The Supreme Court confounds government’s efforts to deal with the ‘crisis of the day’
By Tom Baxter
On July 7, 1977, White House science advisor Frank Press sent President Jimmy Carter a one-page memo titled “Release of Fossil CO2 and the Possibility of a Catastrophic Climate Change.”
“As you know this is not a new issue,” Press wrote. “What is new is the growing weight of scientific support which raises the CO2-climate impact from speculation to a serious hypothesis worthy of a response that is neither complacent nor panicky.”
Press was not, as you can see, an impetuous man. Three years later, when the chair of the President’s Council on Environmental Quality, Gus Speth, urged dramatic steps to deal with climate change, Press rejected his proposal as “exceptionally pessimistic” and urged more study.
His cautious words are worth recalling in light of the phrase Chief Justice John Roberts borrowed from an earlier ruling to explain the Supreme Court’s decision that the Environmental Protection Agency doesn’t have the authority to regulate carbon emissions in existing power plants.
“Capping carbon dioxide emissions… may be a sensible ‘solution to the crisis of the day,’ but it is not plausible that Congress gave the EPA the authority to adopt on its own such a regulatory scheme,” Roberts wrote.
“The day” to which Roberts referred, intentionally or not, is the day that memo hit Carter’s desk 45 years ago. Every year or so since blue-ribbon scientific panels have concluded that the “catastrophic climate change” Press referred to is coming faster than he thought. Revolutionary advances have been made in the fields of alternative energy and energy conservation. The business world has begun to take the problem seriously.
But government’s ability to respond to this challenge is more doubtful today than it was in 1977 when a nuclear engineer sat behind the desk in the Oval Office. Entrusting the hapless U.S. Congress with the fine print involved in reducing carbon emissions should only spur more cynicism about government’s effectiveness.
When Press sent that memo, there were fears — well-founded as it turned out — that regulators would be soft on polluters. But a scenario in which the regulators attempt to slow the progress of utilities attempting to reform themselves would have seemed ludicrous. Yet that’s exactly what is being played out in the current negotiations between Georgia Power and the staff of the state Public Service Commission. The utility wants to close most of its coal power plants within five years, but the PSC staff has questioned Georgia Power’s financial projections and may recommend keeping Plant Bowen open for an additional eight years.

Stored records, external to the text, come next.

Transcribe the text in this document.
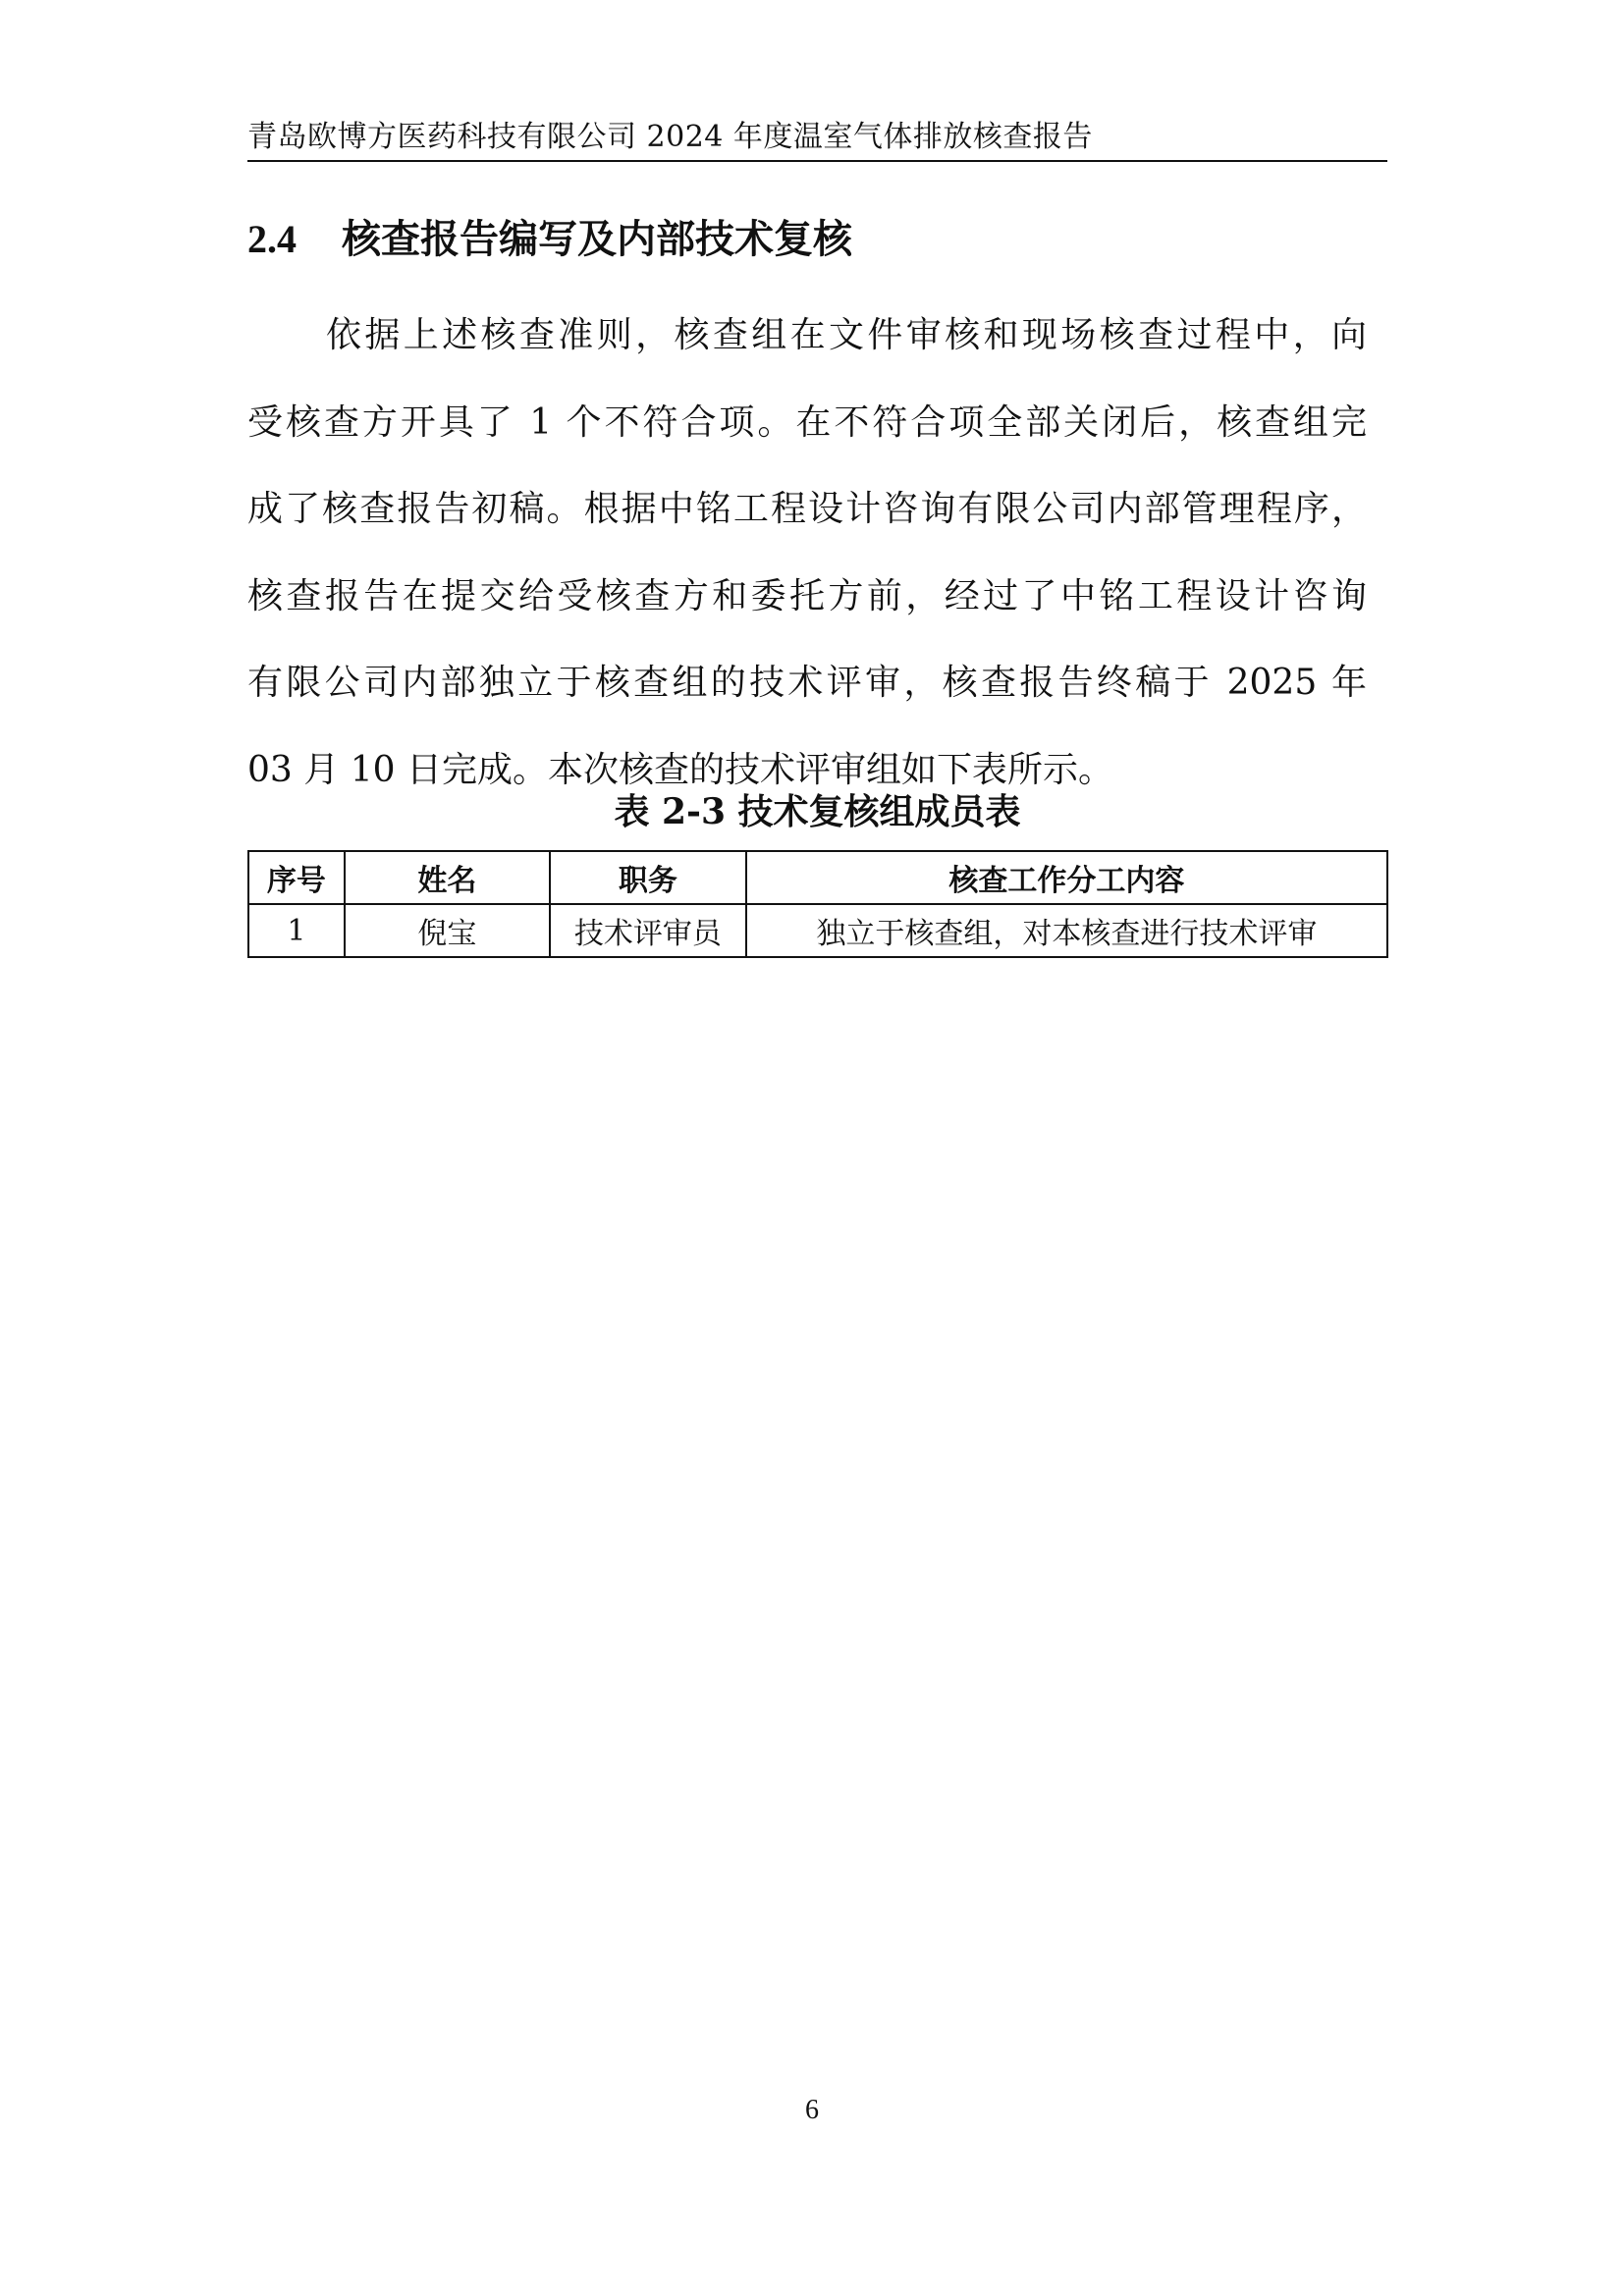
青岛欧博方医药科技有限公司 2024 年度温室气体排放核查报告
2.4 核查报告编写及内部技术复核
依据上述核查准则，核查组在文件审核和现场核查过程中，向
受核查方开具了 1 个不符合项。在不符合项全部关闭后，核查组完
成了核查报告初稿。根据中铭工程设计咨询有限公司内部管理程序，
核查报告在提交给受核查方和委托方前，经过了中铭工程设计咨询
有限公司内部独立于核查组的技术评审，核查报告终稿于 2025 年
03 月 10 日完成。本次核查的技术评审组如下表所示。
表 2-3 技术复核组成员表
序号	姓名	职务	核查工作分工内容
1	倪宝	技术评审员	独立于核查组，对本核查进行技术评审
6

The word that is key to understanding this astonishing reversal is “liability.” Utilities are moving away from coal at a rate faster than the government plan which was at the center of the case last week, because coal is becoming increasingly less competitive with natural gas and alternative energy, and entails far more risk of environmental lawsuits.
The court’s ruling last week, which widens the gray area within which prospective litigants might operate, will only increase these concerns. Business likes certainty, and the court last week voted 6-3 for uncertainty. The decision may be a disaster for the planet, as some think, or it may be constitutionally the right thing to do, as others think. But it is going to be a honeypot for lawyers no matter who’s right about the greater issues involved.
“Not a week passes that I don’t have an interesting conversation with a CEO who is focused on reducing his or her company’s climate impact,” Fortune CEO Alan Murray wrote recently in a newsletter, CEO Daily. “This isn’t because they are kowtowing to the ‘woke left,’ as former Vice President Mike Pence claimed recently, but rather because climate action has become a business imperative.”
It isn’t because business hasn’t been complicit in resisting government efforts to cope with environmental problems, either. Just the same, business has grown more sensitive to “the crisis of the day” than either the U.S. Supreme Court or the Georgia PSC.